- Location of Lake Shore, Washington
- Coordinates: 45°41′28″N 122°41′28″W﻿ / ﻿45.69111°N 122.69111°W
- Country: United States
- State: Washington
- County: Clark

Area
- • Total: 1.64 sq mi (4.25 km^{2})
- • Land: 1.64 sq mi (4.25 km^{2})
- • Water: 0 sq mi (0.0 km^{2})
- Elevation: 217 ft (66 m)

Population (2020)
- • Total: 7,056
- • Density: 4,300/sq mi (1,660/km^{2})
- Time zone: UTC-8 (Pacific (PST))
- • Summer (DST): UTC-7 (PDT)
- FIPS code: 53-37830
- GNIS feature ID: 2408552

= Lake Shore, Washington =

Lake Shore is a census-designated place (CDP) in Clark County, Washington, United States. The population was 7,056 at the 2020 census.

Based on per capita income, one of the more reliable measures of affluence, Lake Shore ranks 124th of 614 areas in the state of Washington to be ranked.

==Geography==
Lake Shore is located in southwestern Clark County on the east side of Vancouver Lake. The community is bordered to the northwest by Felida, to the northeast by Salmon Creek, to the southeast by Hazel Dell, and to the south by the city of Vancouver.

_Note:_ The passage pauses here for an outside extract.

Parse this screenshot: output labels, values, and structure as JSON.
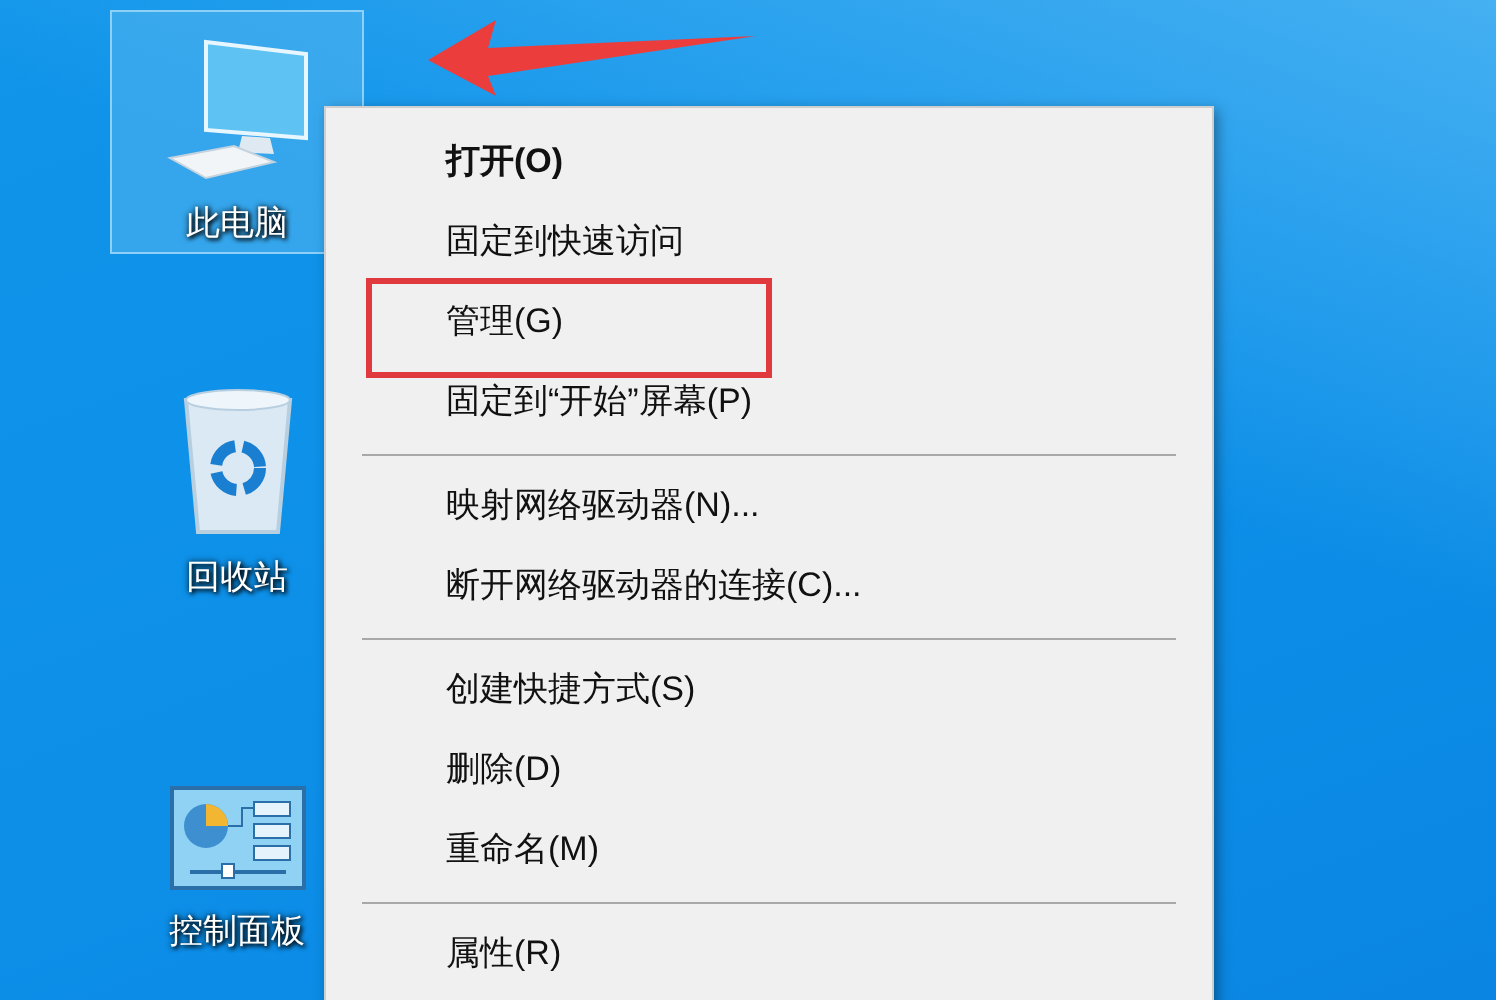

According to the United States Census Bureau, the Lake Shore CDP has a total area of 4.25 sqkm, all of it land.

==Demographics==

Lake Shore first appeared as a census designated place in the 1990 U.S. census.

Historical population
| Census | Pop. | Note | %± |
| 1990 | 6,268 |  | — |
| 2000 | 6,670 |  | 6.4% |
| 2010 | 6,571 |  | −1.5% |
| 2020 | 7,056 |  | 7.4% |
Sources:

===Racial and ethnic composition===

Lake Shore CDP, Washington – Racial and ethnic composition Note: the US Census treats Hispanic/Latino as an ethnic category. This table excludes Latinos from the racial categories and assigns them to a separate category. Hispanics/Latinos may be of any race.
| Race / Ethnicity (NH = Non-Hispanic) | Pop 1990 | Pop 2000 | Pop 2010 | Pop 2020 | % 1990 | % 2000 | % 2010 | % 2020 |
|---|---|---|---|---|---|---|---|---|
| White alone (NH) | 5,855 | 6,019 | 5,785 | 5,693 | 93.41% | 90.24% | 88.04% | 80.68% |
| Black or African American alone (NH) | 55 | 79 | 55 | 65 | 0.88% | 1.18% | 0.84% | 0.92% |
| Native American or Alaska Native alone (NH) | 52 | 42 | 31 | 45 | 0.83% | 0.63% | 0.47% | 0.64% |
| Asian alone (NH) | 163 | 162 | 185 | 228 | 2.60% | 2.43% | 2.82% | 3.23% |
| Native Hawaiian or Pacific Islander alone (NH) | x | 5 | 25 | 36 | x | 0.07% | 0.38% | 0.51% |
| Other race alone (NH) | 5 | 15 | 15 | 32 | 0.08% | 0.22% | 0.23% | 0.45% |
| Mixed race or Multiracial (NH) | x | 154 | 179 | 427 | x | 2.31% | 2.72% | 6.05% |
| Hispanic or Latino (any race) | 138 | 194 | 296 | 530 | 2.20% | 2.91% | 4.50% | 7.51% |
| Total | 6,268 | 6,670 | 6,571 | 7,056 | 100.00% | 100.00% | 100.00% | 100.00% |

===2000 census===
As of the census of 2000, there were 6,670 people, 2,355 households, and 1,940 families residing in the CDP. The population density was 4,110.1 PD/sqmi. There were 2,415 housing units at an average density of 1,488.2 /sqmi. The racial makeup of the CDP was 92.38% White, 1.20% African American, 0.72% Native American, 2.46% Asian, 0.07% Pacific Islander, 0.67% from other races, and 2.49% from two or more races. Hispanic or Latino of any race were 2.91% of the population. 21.7% were of German, 11.9% English, 8.8% Irish, 6.8% Norwegian and 5.6% American ancestry according to Census 2000.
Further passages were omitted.